Do not award M3 for “oxidation number changes”.
(i)
«\(\left\langle {\frac{{2.478}}{{4 \times 30.97}}} \right\rangle \)»= 0.02000 «mol»
(ii)
n(NaOH) = «0.1000 × 5.00 =» 0.500 «mol» AND P4/phosphorus is limiting reagent
Accept n(H2O) = \(\frac{{100}}{{18}}\) = 5.50 AND P4 is limiting reagent.
(iii)
amount in excess «= 0.500 – (3 × 0.02000)» = 0.440 «mol»
(iv)
«22.7 × 1000 × 0.02000» = 454 «cm3»
Accept methods employing pV = nRT, with p as either 100 (454 cm3) or 101.3 kPa (448 cm3).
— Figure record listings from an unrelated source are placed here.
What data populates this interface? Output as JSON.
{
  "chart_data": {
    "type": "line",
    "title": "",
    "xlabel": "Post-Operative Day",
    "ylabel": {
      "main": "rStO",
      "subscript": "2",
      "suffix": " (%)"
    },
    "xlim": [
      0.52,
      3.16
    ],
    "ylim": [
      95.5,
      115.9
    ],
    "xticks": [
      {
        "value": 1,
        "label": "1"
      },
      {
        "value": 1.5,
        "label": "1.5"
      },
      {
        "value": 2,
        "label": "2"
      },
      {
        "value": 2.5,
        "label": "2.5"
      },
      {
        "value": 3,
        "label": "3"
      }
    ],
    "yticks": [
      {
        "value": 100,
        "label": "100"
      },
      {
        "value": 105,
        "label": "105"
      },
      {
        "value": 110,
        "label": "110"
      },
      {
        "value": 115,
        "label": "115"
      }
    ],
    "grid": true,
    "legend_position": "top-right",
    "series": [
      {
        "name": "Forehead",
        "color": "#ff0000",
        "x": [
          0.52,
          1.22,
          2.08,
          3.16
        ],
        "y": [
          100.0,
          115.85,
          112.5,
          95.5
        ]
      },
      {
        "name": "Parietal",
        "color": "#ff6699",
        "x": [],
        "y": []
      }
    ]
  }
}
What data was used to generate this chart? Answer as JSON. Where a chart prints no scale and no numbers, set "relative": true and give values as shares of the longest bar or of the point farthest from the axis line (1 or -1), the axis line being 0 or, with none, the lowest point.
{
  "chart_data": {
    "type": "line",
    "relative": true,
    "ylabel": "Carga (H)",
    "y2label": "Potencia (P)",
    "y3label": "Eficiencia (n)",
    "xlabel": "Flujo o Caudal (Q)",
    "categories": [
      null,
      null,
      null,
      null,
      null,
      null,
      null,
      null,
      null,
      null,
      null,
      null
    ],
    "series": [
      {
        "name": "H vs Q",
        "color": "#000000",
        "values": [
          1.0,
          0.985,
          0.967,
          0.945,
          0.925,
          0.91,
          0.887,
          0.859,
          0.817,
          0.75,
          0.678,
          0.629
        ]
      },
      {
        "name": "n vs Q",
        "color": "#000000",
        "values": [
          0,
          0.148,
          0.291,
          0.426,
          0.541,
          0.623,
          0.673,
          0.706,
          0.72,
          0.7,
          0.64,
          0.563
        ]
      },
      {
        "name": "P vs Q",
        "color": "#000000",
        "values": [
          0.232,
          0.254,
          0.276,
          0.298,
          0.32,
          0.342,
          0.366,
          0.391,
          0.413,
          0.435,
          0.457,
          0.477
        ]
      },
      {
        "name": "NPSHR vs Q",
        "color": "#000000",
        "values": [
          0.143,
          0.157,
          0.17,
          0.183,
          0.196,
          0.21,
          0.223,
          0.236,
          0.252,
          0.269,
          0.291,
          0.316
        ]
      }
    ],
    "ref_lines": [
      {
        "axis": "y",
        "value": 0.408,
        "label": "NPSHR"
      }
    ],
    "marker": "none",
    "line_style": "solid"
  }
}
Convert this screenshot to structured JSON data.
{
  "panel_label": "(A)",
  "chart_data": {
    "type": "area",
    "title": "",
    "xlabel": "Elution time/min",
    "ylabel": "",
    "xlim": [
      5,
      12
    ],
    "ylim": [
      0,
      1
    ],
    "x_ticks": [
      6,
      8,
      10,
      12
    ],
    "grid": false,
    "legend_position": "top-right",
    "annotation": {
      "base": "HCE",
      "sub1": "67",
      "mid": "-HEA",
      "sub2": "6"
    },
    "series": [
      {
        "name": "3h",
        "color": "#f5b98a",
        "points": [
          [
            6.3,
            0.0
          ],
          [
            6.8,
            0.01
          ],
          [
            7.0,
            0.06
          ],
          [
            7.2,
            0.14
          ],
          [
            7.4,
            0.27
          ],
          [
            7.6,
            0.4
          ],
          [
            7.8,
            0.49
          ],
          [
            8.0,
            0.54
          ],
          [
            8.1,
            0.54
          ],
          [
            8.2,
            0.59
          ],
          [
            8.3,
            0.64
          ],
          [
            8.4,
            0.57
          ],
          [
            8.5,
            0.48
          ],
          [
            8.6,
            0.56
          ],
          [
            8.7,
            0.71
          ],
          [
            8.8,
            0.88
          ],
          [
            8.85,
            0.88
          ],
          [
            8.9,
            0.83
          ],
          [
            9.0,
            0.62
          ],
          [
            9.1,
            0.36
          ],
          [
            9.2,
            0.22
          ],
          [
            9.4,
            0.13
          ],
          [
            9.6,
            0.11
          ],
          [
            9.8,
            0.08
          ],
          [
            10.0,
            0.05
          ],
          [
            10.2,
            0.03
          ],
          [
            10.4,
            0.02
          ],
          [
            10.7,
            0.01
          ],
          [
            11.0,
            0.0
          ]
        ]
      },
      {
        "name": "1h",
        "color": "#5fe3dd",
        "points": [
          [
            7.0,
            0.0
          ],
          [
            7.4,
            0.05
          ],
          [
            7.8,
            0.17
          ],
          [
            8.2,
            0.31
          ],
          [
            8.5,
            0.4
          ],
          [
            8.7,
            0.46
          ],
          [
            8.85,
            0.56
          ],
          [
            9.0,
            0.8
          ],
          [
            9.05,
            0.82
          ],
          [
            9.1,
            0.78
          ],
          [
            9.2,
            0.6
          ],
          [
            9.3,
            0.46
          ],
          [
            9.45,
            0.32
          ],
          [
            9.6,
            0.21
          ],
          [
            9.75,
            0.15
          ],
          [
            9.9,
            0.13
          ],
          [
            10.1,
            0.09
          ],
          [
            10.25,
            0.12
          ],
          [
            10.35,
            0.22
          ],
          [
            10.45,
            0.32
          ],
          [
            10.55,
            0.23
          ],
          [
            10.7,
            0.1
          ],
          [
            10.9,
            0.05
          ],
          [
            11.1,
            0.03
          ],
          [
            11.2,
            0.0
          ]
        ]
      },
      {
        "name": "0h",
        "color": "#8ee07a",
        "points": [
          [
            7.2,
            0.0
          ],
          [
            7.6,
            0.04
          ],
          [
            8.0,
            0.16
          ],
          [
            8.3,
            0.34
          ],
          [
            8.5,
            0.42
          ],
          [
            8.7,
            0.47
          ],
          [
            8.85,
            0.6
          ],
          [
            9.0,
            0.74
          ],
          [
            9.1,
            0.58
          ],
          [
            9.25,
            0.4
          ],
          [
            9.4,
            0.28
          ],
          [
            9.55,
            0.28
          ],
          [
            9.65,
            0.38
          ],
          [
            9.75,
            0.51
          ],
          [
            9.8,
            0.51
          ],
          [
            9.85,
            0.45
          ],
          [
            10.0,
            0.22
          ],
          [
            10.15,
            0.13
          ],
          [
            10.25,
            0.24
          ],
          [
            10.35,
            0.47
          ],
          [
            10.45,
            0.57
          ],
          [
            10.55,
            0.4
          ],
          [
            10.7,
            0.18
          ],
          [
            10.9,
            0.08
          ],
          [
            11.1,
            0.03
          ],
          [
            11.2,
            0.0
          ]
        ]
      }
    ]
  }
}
Do not accept answers in dm3.
(i)
temperature rise «=\(\frac{{750 \times 1.00}}{{0.2000 \times 1.00}}\)»=3750«°C/K»
Do not accept −3750.
(ii)
n(P)«=\(\frac{{43.6}}{{30.97}}\)»=1.41 «mol»
n(O) «=\(\frac{{100 – 43.6}}{{16.00}}\)»=3.53 «mol»
«\(\frac{{n\left( {\rm{O}} \right)}}{{n\left( {\rm{P}} \right)}}\)=\(\frac{{3.53}}{{1.41}}\) = 2.50 so empirical formula is» P2O5
Accept other methods where the working is shown.
(iii)
«\(\frac{{285}}{{141.9}}\)=2.00, so molecular formula = 2×P2O5=»P4O10
(iv)
P4O10(s) + 6H2O (l) → 4H3PO4 (aq)
Accept P4O10(s) + 2H2O (l) → 4HPO3 (aq) (initial reaction)
Accept P2O5(s) + 3H2O(l) → 2H3PO4(aq)
Accept equations for P4O6/P2O3 if given in d (iii).
Accept any ionized form of the acids as the products.
(v)
phosphorus not commonly found in fuels
OR
no common pathways for phosphorus oxides to enter the air
OR
amount of phosphorus-containing organic matter undergoing anaerobic decomposition is small
Accept “phosphorus oxides are solids so are not easily distributed in the atmosphere”.
Accept “low levels of phosphorus oxide in the air”.
Do not accept “H3PO4 is a weak acid”.
(vi)
Pre-combustion:
remove sulfur/S/sulfur containing compounds
Post-combustion:
remove it/SO2 by neutralization/reaction with alkali/base
Accept “lime injection fluidised bed combustion” for either, but not both.